The Buckeyes were again a massive favorite for the trip to Maryland, and there’s very little chance that suspect defense could have done anything at all to slow down Justin Fields and his dynamic set of weapons. But there was some intrigue with the Ohio State secondary as it continues to work through depth and relative inexperience issues, and Maryland could have provided a bit of insight into how that reloading process is coming along ahead of what now figures to be a decent test from Indiana.
The Buckeyes have to weigh their options in a couple spots, starting with safety where Marcus Hooker has struggled with missed tackles and in the third cornerback role where Tyreke Johnson still doesn’t appear to fit. What’s on the table for Ohio State? Josh Proctor is currently doing a little of everything in the secondary, but he might be better suited to the job as the primary safety. And after flashing late against Rutgers, Ryan Watts might be ready for a longer look as the extra cornerback in the rotation.
Will Indiana actually stay scheduled for Buckeyes?
There are no signs at this point that Indiana is dealing with any COVID issues on campus, but the same was true with Maryland at this time last week. So, it will surely be somewhere in the back of the minds of the Buckeyes that nothing is guaranteed after what they just went through, which if nothing else is an added distraction it will need to tune out the best it can.
Ohio State did get some good news from the Big Ten over the weekend when a change was approved by the league that allows teams to schedule conference games against other opponents if multiple cancellations happen during the same weekend. That wouldn’t have changed anything for the Buckeyes on Saturday since Maryland was the only team to shut down its program.
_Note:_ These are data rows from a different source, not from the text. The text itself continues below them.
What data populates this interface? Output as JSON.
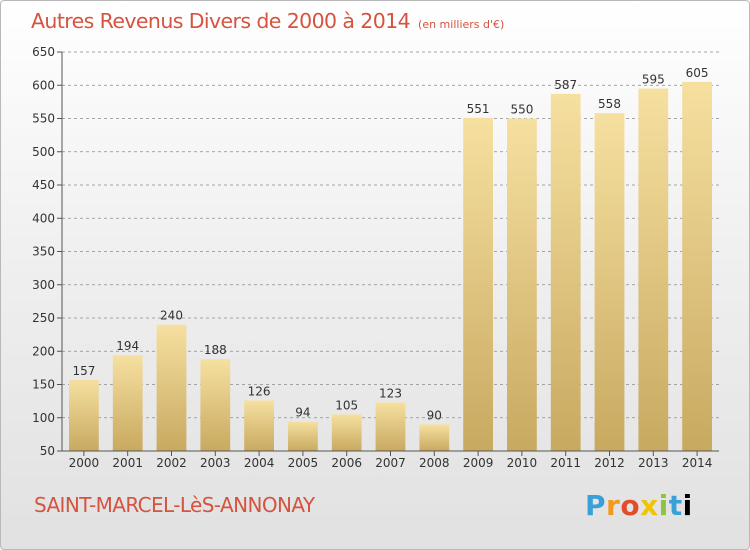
{
  "header": {
    "title": "Autres Revenus Divers de 2000 à 2014",
    "subtitle": "(en milliers d'€)"
  },
  "footer": {
    "commune": "SAINT-MARCEL-LèS-ANNONAY",
    "logo": "Proxiti"
  },
  "colors": {
    "title": "#d5533f",
    "bar_light": "#f6e0a0",
    "bar_dark": "#c8a960",
    "grid": "#8a8a8a"
  },
  "chart_data": {
    "type": "bar",
    "title": "Autres Revenus Divers de 2000 à 2014",
    "subtitle": "(en milliers d'€)",
    "xlabel": "",
    "ylabel": "",
    "categories": [
      "2000",
      "2001",
      "2002",
      "2003",
      "2004",
      "2005",
      "2006",
      "2007",
      "2008",
      "2009",
      "2010",
      "2011",
      "2012",
      "2013",
      "2014"
    ],
    "values": [
      157,
      194,
      240,
      188,
      126,
      94,
      105,
      123,
      90,
      551,
      550,
      587,
      558,
      595,
      605
    ],
    "data_labels": [
      "157",
      "194",
      "240",
      "188",
      "126",
      "94",
      "105",
      "123",
      "90",
      "551",
      "550",
      "587",
      "558",
      "595",
      "605"
    ],
    "ylim": [
      50,
      650
    ],
    "yticks": [
      50,
      100,
      150,
      200,
      250,
      300,
      350,
      400,
      450,
      500,
      550,
      600,
      650
    ],
    "ytick_labels": [
      "50",
      "100",
      "150",
      "200",
      "250",
      "300",
      "350",
      "400",
      "450",
      "500",
      "550",
      "600",
      "650"
    ],
    "grid": true,
    "legend": "none"
  }
}
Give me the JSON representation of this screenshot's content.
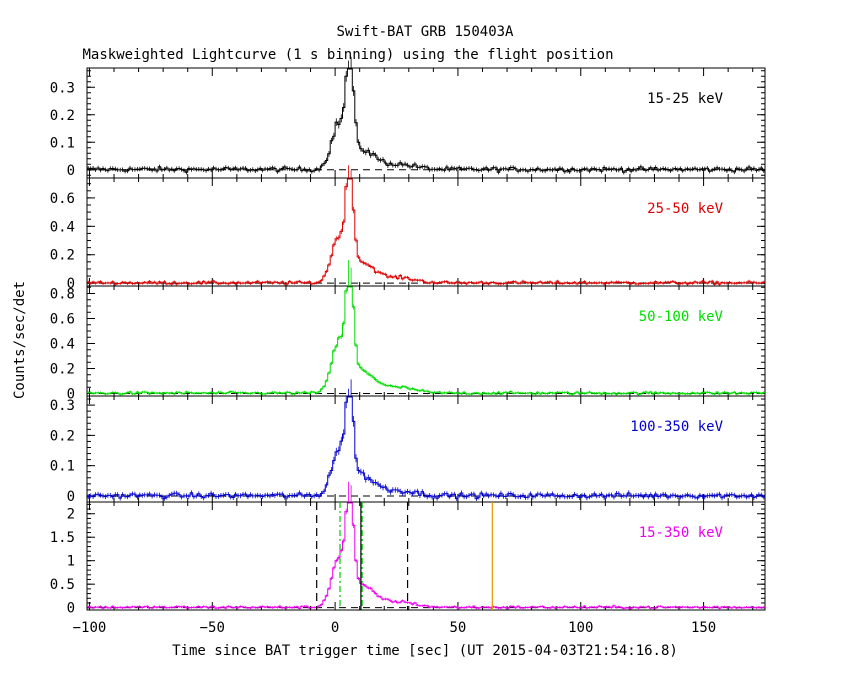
{
  "chart_data": {
    "type": "line",
    "title": "Swift-BAT GRB 150403A",
    "subtitle": "Maskweighted Lightcurve (1 s binning) using the flight position",
    "xlabel": "Time since BAT trigger time [sec] (UT 2015-04-03T21:54:16.8)",
    "ylabel": "Counts/sec/det",
    "xlim": [
      -101,
      175
    ],
    "xticks": [
      -100,
      -50,
      0,
      50,
      100,
      150
    ],
    "profile": {
      "background_level": 0.012,
      "rise_start": -5,
      "components": [
        {
          "center": 1.5,
          "width": 3.0,
          "weight": 0.42
        },
        {
          "center": 6.0,
          "width": 1.4,
          "weight": 1.0
        },
        {
          "center": 10.0,
          "width": 6.0,
          "weight": 0.22
        },
        {
          "center": 27.0,
          "width": 6.0,
          "weight": 0.05
        }
      ]
    },
    "panels": [
      {
        "band": "15-25 keV",
        "color": "#000000",
        "ylim": [
          -0.03,
          0.37
        ],
        "yticks": [
          0,
          0.1,
          0.2,
          0.3
        ],
        "ytick_labels": [
          "0",
          "0.1",
          "0.2",
          "0.3"
        ],
        "peak": 0.34,
        "noise": 0.008
      },
      {
        "band": "25-50 keV",
        "color": "#dd0000",
        "ylim": [
          -0.02,
          0.74
        ],
        "yticks": [
          0,
          0.2,
          0.4,
          0.6
        ],
        "ytick_labels": [
          "0",
          "0.2",
          "0.4",
          "0.6"
        ],
        "peak": 0.67,
        "noise": 0.01
      },
      {
        "band": "50-100 keV",
        "color": "#00dd00",
        "ylim": [
          -0.02,
          0.86
        ],
        "yticks": [
          0,
          0.2,
          0.4,
          0.6,
          0.8
        ],
        "ytick_labels": [
          "0",
          "0.2",
          "0.4",
          "0.6",
          "0.8"
        ],
        "peak": 0.84,
        "noise": 0.01
      },
      {
        "band": "100-350 keV",
        "color": "#0000cc",
        "ylim": [
          -0.02,
          0.33
        ],
        "yticks": [
          0,
          0.1,
          0.2,
          0.3
        ],
        "ytick_labels": [
          "0",
          "0.1",
          "0.2",
          "0.3"
        ],
        "peak": 0.31,
        "noise": 0.008
      },
      {
        "band": "15-350 keV",
        "color": "#ee00ee",
        "ylim": [
          -0.05,
          2.25
        ],
        "yticks": [
          0,
          0.5,
          1,
          1.5,
          2
        ],
        "ytick_labels": [
          "0",
          "0.5",
          "1",
          "1.5",
          "2"
        ],
        "peak": 2.15,
        "noise": 0.025
      }
    ],
    "markers": [
      {
        "kind": "t100-start",
        "x": -7.5,
        "color": "#000000",
        "style": "dashed"
      },
      {
        "kind": "t90-start",
        "x": 2.0,
        "color": "#00cc00",
        "style": "dashdot"
      },
      {
        "kind": "t50-end",
        "x": 10.5,
        "color": "#000000",
        "style": "solid"
      },
      {
        "kind": "t90-end",
        "x": 11.0,
        "color": "#00cc00",
        "style": "dashdot"
      },
      {
        "kind": "t100-end",
        "x": 29.5,
        "color": "#000000",
        "style": "dashed"
      },
      {
        "kind": "slew",
        "x": 64.0,
        "color": "#e69500",
        "style": "solid"
      }
    ]
  }
}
But it does upgrade the safety net since right now the three-time defending league champs can only miss one more game before dropping to the current minimum threshold to play in the Big Ten championship.
Can Rushmen dial up pressure on Indiana?
Sacks aren’t the only way to measure success for a defensive line, but those are clearly the top goal for that unit. It will rub the Rushmen the wrong way that the only sack in the easy win over Rutgers came from a linebacker, and that’s a challenge that captain Jonathon Cooper will no doubt be throwing down to his pass-rushing buddies.
The Buckeyes are again seeing more quick-hitting throws from opponents in an effort to protect their quarterbacks and limit the effectiveness of guys like Cooper, Tyler Friday, Zach Harrison and Tyreke Smith. That’s not a new development, of course, since teams have been trying to do that for years in an effort to avoid letting the Bosa Brothers or Chase Young single-handedly wreck their game plans. It’s up to the new wave of Buckeyes to adjust and find ways to get home with hits on the passer.
What more can Ohio State offense do?
The Buckeyes keep adding new wrinkles to an already potent offense, and it’s been fascinating even early in the season to see just what else Ryan Day and Justin Fields cook up in the lab as they keep building the attack. Considering the depth and versatility on hand at the skill positions and with a veteran offensive line, there’s almost no limit to what the Buckeyes can do as Fields gets more comfortable in command with every start.
Ohio State has already unleashed a few jet sweeps that have been effective at getting Garrett Wilson the football on the perimeter in a different way, and that action could lead to other opportunities for the ground game moving forward as teams get more concerned about the sophomore receiver — and the potential that Fields might keep it himself more often. Indiana coach Tom Allen has struggled mightily to slow down the Buckeyes offense, and this version might be the most dangerous yet.